Revenue prepares troops for tax war

It is a worrying image. Teams of Inland Revenue inspectors, beefed up by ranks of newly recruited accountants, are said to be roaming the country terrorising tax managers with on-site audits and a slicker, more co-ordinated approach.

It’s all part of the new corporate tax self-assessment scheme.

New powers to investigate companies’ tax affairs granted to the Revenue under the corporate self-assessment system are expected to increase the risk to businesses of teams of tax inspectors arriving on their doorstep demanding to comb through accounting records.

The changes will bring a more intrusive Revenue, with corporation tax audit teams visiting companies’ offices in the same way they do for PAYE and VAT.

The focus will change from reviewing all returns to making random enquiries.

Traditionally, contact with the Revenue has consisted of polite correspondence and the occasional meeting. The new approach therefore marks a major change in the relationship with their tax inspectors.

The new rules are the last of a raft of measures put in place to step up the Revenue’s investigatory powers and activities, in an effort to cut down on corporate tax evasion.

The measures include a spend-to-save programme – designed to step up investigations into large companies and international transactions – and an initiative called co-ordinated case-working, which is designed to increase liaison and communication between tax inspectors and collectors working in different areas – for example between PAYE and corporate tax. Tax experts warn companies are already feeling the effect of these, and that more will do so as corporate self-assessment starts to bite.

Alastair Kendrick, a senior tax manager at KPMG says: ‘The effect on companies who have been subject to co-ordinated case-working reviews cannot be underestimated.’

‘These reviews have created a substantial burden on tax departments who have found it difficult to cope with a number of different Revenue enquiries at the same time, while trying to meet the deadlines for corporate tax.

This will only worsen with tighter deadlines and the penalty approach under corporate self-assessment.’

He adds: ‘One area that particularly concerns me is that the Revenue has not always been upfront that enquiries are part of this new approach.

Case directors have, on a number of occasions, requested meetings with tax departments to discuss particular corporate tax issues at which Revenue specialists from other areas have unexpectedly turned up.’

Kendrick adds he has come across instances of PAYE audits when the auditors had suddenly called in tax inspectors.

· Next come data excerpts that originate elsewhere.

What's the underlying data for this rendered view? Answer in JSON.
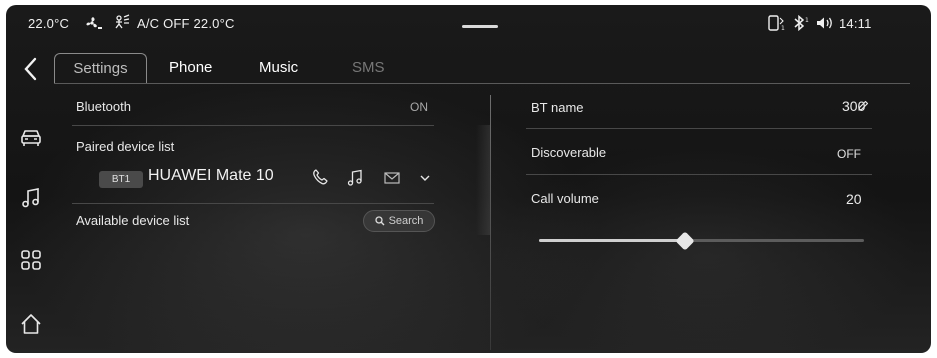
{
  "status_bar": {
    "temp_left": "22.0°C",
    "ac_status": "A/C OFF 22.0°C",
    "clock": "14:11",
    "icons": [
      "fan-icon",
      "ac-airflow-icon",
      "phone-signal-icon",
      "bluetooth-icon",
      "volume-icon"
    ]
  },
  "tabs": [
    {
      "label": "Settings",
      "active": true
    },
    {
      "label": "Phone",
      "active": false
    },
    {
      "label": "Music",
      "active": false
    },
    {
      "label": "SMS",
      "active": false,
      "disabled": true
    }
  ],
  "nav": {
    "icons": [
      "car-icon",
      "music-note-icon",
      "apps-grid-icon",
      "home-icon"
    ]
  },
  "left_panel": {
    "bluetooth": {
      "label": "Bluetooth",
      "value": "ON"
    },
    "paired": {
      "label": "Paired device list",
      "device": {
        "badge": "BT1",
        "name": "HUAWEI Mate 10",
        "icons": [
          "phone-icon",
          "music-note-icon",
          "message-icon",
          "chevron-down-icon"
        ]
      }
    },
    "available": {
      "label": "Available device list",
      "search_label": "Search"
    }
  },
  "right_panel": {
    "bt_name": {
      "label": "BT name",
      "value": "300"
    },
    "discoverable": {
      "label": "Discoverable",
      "value": "OFF"
    },
    "call_volume": {
      "label": "Call volume",
      "value": "20",
      "slider_fraction": 0.45
    }
  },
  "colors": {
    "background": "#161616",
    "text": "#e6e6e6",
    "dim_text": "#777777",
    "divider": "#484848",
    "slider_fill": "#cfcfcf"
  }
}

Like most other firms, KPMG has increased the size of its tax investigation teams to deal with these changes.

Cynics suggest firms are indulging in scare-mongering in order to drum up business, saying that suggested scenarios of dawn raids by teams of inspectors are unrealistic and exaggerated. ‘There are a number of people who are scaring companies on the basis that Armageddon is coming,’ according to one partner in a leading accountancy firm, who asked not to be named.

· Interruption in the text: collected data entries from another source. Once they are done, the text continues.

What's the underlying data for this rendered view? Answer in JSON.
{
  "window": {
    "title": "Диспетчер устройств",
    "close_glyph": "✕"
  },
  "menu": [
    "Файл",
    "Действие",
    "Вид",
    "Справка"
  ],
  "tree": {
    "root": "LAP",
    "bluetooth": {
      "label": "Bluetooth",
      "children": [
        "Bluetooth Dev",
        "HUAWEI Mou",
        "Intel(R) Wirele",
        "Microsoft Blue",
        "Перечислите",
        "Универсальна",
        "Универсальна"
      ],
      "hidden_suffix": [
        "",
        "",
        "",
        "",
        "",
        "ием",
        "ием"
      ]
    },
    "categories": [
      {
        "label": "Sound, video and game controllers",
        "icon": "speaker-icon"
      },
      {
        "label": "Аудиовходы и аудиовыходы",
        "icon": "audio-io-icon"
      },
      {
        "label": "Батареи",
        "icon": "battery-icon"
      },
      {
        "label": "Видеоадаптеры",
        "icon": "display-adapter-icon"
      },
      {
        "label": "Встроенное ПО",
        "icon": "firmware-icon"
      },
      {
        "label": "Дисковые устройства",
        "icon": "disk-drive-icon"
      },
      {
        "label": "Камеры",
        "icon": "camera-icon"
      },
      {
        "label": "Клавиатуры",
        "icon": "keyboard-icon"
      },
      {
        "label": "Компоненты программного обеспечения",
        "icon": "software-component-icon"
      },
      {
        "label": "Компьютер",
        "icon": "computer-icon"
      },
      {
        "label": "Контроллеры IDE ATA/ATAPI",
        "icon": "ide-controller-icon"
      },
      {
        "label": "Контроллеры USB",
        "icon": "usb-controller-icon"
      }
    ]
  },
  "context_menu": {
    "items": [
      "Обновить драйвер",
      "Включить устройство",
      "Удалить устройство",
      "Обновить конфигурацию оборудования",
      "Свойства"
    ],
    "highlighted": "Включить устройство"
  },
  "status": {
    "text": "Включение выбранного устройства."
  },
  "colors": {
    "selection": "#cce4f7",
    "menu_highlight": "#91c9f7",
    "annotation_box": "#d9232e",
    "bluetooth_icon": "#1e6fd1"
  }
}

But others say there is already evidence that the Revenue is taking its new powers seriously. A tax manager of a large plc, who again declined to be named, says business contacts in similar jobs are receiving an increasing number of letters from the Revenue requesting site visits and even tax audits.

Aileen Barry, a tax partner at Arthur Andersen, warns companies to be ready for such visits by reviewing their record-keeping procedures. In particular, she says, companies should review the audit trail from purchase ledger to tax computations. This is the area where a company’s tax department could be severely embarrassed by a Revenue investigation.

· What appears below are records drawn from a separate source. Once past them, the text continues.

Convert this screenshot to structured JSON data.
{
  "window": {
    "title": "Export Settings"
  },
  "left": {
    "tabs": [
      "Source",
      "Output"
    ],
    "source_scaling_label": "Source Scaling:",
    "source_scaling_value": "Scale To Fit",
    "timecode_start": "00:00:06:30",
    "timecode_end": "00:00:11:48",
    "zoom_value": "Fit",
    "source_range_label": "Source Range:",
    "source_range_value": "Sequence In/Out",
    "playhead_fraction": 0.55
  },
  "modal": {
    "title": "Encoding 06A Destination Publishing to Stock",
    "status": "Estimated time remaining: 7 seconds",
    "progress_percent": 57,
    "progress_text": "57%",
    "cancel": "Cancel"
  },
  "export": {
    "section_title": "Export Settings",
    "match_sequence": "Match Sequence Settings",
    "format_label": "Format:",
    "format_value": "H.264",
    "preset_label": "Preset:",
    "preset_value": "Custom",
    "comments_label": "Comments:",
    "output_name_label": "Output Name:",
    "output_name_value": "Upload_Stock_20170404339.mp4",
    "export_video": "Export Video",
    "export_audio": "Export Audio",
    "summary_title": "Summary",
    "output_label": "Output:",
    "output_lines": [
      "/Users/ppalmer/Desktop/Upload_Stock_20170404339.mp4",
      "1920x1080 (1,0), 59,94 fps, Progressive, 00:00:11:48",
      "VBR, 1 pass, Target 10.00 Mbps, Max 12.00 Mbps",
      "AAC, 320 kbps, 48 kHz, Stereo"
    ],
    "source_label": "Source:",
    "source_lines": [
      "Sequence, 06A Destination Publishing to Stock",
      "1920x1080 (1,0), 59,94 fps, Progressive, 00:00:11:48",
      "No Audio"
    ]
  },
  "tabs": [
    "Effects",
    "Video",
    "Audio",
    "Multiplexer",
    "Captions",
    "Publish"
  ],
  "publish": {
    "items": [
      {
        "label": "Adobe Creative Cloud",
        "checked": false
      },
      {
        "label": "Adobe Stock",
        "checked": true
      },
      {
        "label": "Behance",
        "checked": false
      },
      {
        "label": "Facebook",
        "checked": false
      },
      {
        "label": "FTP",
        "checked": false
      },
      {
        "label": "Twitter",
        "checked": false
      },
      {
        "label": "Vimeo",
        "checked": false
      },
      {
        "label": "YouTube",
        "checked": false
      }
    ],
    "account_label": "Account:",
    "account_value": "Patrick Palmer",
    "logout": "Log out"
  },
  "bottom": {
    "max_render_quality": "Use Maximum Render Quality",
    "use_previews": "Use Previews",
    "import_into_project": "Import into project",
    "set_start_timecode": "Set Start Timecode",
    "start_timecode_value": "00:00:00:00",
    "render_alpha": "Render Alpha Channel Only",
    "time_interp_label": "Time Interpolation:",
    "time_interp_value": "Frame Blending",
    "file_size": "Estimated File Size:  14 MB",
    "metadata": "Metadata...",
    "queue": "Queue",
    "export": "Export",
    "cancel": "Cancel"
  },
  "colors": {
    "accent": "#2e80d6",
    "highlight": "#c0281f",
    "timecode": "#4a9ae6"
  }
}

‘Inspectors are flexing their muscles,’ she says flatly. ‘We are finding that more of them are asking for site visits.’

Rick Helsby, a PricewaterhouseCoopers tax partner, agrees the legislative authority to undertake tax investigations will be helpful to the Revenue.

But he questions whether it has sufficient recourse to make its intentions bite. ‘Unless the Revenue is prepared to recruit and train the right people, it will have a problem,’ he says.

Helsby’s comments reflect growing concern over a serious shortage in experienced inspectors – said to be around 200 – in its 2,000-strong ranks of senior inspectors.

Other tax partners say the shortages are localised, however, and that many Revenue offices have recently adopted something of a ‘gung-ho’ attitude.

This change from the gentlemanly approach in the past, they say, is the real danger companies are now facing.


– New rules apply to all year-ends after 30 June 1999

– Returns to be filed within one year of accounting period-end

– New quarterly payment scheme applying to all companies with profits exceeding #1.5m, which will dramatically bring forward tax payment dates

– Tough rules requiring companies to demonstrate transfer pricing is done at the same rate as if to a third party; stricter rules on calculating profits of controlled foreign companies

– Increased powers of investigation given to Revenue, which can start enquiry up to a year after filing deadline.